Since it was founded in 1965 by Mr. Greenberg’s father, Gerald, ECD has developed storage facilities in Denver, apartments in Florida and a shopping center in Lincolnshire. But the company nowadays is focusing more on hotels, a hot sector for investors and developers amid a strong market for business and leisure travel.
Mr. Greenberg aims to appeal to both segments with the Wit, with its proximity to the central business district and Millennium Park. The hotel will be just down the street from Block 37, the large retail, office and residential project under construction across from Macy’s State Street store.
“It’s the bull’s-eye location for hotels,” says Mr. Greenberg, ECD’s co-owner and president.
An $82-million loan for the project from Capmark Finance Inc. closed last week, and work has begun at the site, which was cleared last year.
The Wit, which is scheduled to open in 2009, will compete with hotels like the Westin River North, the Sofitel Chicago Water Tower and the Conrad Chicago.
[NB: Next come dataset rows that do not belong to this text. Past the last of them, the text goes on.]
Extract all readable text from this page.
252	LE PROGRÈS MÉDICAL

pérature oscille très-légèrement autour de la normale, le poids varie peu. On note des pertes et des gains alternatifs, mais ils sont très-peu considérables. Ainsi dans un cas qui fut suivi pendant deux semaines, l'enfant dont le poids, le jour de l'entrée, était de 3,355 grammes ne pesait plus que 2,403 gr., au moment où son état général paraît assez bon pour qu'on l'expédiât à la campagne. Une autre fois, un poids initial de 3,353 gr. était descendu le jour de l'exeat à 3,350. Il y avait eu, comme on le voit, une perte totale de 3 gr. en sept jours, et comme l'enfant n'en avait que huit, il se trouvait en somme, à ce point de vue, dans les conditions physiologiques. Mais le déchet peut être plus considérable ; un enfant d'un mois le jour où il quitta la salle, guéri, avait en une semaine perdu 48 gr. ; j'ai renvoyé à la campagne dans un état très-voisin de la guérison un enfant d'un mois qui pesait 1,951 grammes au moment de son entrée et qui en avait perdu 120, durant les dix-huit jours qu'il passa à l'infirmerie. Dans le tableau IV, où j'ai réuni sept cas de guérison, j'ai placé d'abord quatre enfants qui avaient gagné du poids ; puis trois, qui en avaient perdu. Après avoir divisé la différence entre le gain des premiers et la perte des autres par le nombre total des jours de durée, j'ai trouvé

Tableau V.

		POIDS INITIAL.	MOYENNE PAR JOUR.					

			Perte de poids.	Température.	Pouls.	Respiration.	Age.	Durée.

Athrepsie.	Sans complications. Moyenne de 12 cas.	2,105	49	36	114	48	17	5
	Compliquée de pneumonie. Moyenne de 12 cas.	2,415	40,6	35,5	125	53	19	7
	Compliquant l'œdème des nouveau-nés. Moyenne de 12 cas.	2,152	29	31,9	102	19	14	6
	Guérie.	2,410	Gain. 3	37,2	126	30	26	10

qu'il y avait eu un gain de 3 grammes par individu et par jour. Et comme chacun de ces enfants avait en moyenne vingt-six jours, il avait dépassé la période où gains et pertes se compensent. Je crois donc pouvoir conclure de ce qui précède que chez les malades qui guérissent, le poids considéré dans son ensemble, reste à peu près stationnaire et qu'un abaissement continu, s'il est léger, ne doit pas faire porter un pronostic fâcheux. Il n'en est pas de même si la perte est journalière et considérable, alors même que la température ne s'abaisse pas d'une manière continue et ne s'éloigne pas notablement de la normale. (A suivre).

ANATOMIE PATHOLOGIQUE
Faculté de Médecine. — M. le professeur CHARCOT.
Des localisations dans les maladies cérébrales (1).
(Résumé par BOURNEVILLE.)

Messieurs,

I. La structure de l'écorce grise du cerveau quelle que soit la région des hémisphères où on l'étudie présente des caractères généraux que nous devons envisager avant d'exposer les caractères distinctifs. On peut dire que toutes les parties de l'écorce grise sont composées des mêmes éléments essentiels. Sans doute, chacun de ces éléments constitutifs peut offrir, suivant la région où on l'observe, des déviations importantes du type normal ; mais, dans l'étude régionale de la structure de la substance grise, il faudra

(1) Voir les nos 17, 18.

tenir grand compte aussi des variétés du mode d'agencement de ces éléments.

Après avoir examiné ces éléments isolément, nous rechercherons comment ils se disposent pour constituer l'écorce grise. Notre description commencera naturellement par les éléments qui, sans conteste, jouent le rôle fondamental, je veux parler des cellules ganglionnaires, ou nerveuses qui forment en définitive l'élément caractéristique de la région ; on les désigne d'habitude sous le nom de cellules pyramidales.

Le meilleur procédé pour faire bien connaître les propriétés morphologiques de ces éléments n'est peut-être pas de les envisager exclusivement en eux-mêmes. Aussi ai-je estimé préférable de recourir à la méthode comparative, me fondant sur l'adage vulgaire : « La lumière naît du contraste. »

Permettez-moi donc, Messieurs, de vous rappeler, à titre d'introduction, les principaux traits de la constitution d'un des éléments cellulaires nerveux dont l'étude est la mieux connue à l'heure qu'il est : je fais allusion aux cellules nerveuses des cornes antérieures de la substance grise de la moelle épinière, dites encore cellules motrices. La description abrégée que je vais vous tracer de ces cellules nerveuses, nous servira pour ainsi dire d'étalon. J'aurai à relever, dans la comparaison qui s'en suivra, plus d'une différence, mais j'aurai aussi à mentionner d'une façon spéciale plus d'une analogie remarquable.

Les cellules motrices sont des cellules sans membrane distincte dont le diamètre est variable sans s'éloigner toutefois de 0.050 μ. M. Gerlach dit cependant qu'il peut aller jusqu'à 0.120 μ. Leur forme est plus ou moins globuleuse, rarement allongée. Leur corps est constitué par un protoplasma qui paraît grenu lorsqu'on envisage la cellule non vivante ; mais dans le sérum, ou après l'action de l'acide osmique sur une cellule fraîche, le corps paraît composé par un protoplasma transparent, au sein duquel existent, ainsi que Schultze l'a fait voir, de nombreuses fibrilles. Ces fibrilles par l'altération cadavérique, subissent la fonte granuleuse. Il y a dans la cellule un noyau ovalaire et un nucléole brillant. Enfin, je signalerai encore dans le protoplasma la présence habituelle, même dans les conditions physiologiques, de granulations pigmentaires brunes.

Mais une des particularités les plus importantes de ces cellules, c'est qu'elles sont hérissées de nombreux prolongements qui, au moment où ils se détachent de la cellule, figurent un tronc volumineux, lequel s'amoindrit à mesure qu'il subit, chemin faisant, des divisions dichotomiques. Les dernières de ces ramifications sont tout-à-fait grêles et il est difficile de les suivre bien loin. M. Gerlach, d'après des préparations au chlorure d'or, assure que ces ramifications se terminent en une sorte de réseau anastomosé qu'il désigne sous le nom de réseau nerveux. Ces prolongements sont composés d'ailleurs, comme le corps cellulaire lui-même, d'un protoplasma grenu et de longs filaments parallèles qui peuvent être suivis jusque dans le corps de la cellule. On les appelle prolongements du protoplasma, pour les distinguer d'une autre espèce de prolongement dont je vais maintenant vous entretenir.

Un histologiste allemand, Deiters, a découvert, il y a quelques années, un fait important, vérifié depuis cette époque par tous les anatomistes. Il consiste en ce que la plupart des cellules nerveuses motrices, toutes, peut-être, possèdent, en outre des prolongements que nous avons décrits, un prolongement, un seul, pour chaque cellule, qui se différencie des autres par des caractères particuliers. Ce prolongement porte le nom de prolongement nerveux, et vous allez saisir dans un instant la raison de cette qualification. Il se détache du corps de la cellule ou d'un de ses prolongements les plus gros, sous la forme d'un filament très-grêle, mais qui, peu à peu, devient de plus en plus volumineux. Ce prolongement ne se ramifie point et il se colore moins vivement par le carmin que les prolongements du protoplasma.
Designed by Chicago-based architect Jackie Koo, the 26-story building will be part of the Doubletree chain and include two restaurants, a rooftop lounge and a stadium-style theater for business meetings.
ECD gets credit for placing a bigger emphasis on design than other developers do, even for less-expensive hotels, says Roger Hill, CEO of the Gettys Group Inc., a Chicago-based hotel design and consulting firm. One example: a 185-room Fairfield Inn & Suites at 216 E. Ontario St. that the company finished six years ago.
Mr. Greenberg “really did a good job of packing a lot of good design in a small space and it’s paid off in spades for him,” says Mr. Hill, whose firm has no business ties to ECD. “Regrettably, a lot of developers just focus on trying to do a project as inexpensively as possible and not understanding that if they’d just spend 5% more up front, they might get 10% more in value when it comes time to exit.”
Growing up in Denver as the son of a developer, Mr. Greenberg seemed destined for a career in real estate. He got his real estate sales license at age 16 and his broker’s license at 18. In addition to homes, he sold a few industrial buildings while in college, helping pay his way through Claremont Men’s College, now Claremont McKenna College, in California.
Yet Mr. Greenberg’s first job after graduation was in politics, answering constituent mail and phone calls in Colorado Sen. William Armstrong’s Washington, D.C., office. Realizing he had “very little ability to make a meaningful impression on the world,” he quit after nine months to get his MBA at Columbia University in New York.
He returned to real estate after his graduation, taking a job in acquisitions with Skokie-based Balcor/American Express Co. He joined ECD two years later.
Mr. Greenberg still talks every day with his 77-year-old father, who lives in Denver and remains the firm’s CEO.
With three Chicago-area hotels in the works, the company is betting that the local hotel market, currently having its best year since 1990, will stay strong for the foreseeable future. But a slew of other developers also have projects in the works: Elmhurst-based hotel consultant Theodore Mandigo estimates that in downtown alone about 7,700 new hotel rooms are under construction or on the drawing board.
Though Mr. Mandigo predicts that only about half of those rooms will ultimately get built, Mr. Greenberg acknowledges the possibility of a future glut.
Developing hotels has “suddenly become fashionable,” he says. “Supply is an issue in Chicago, and we hope that supply and demand stay in balance.”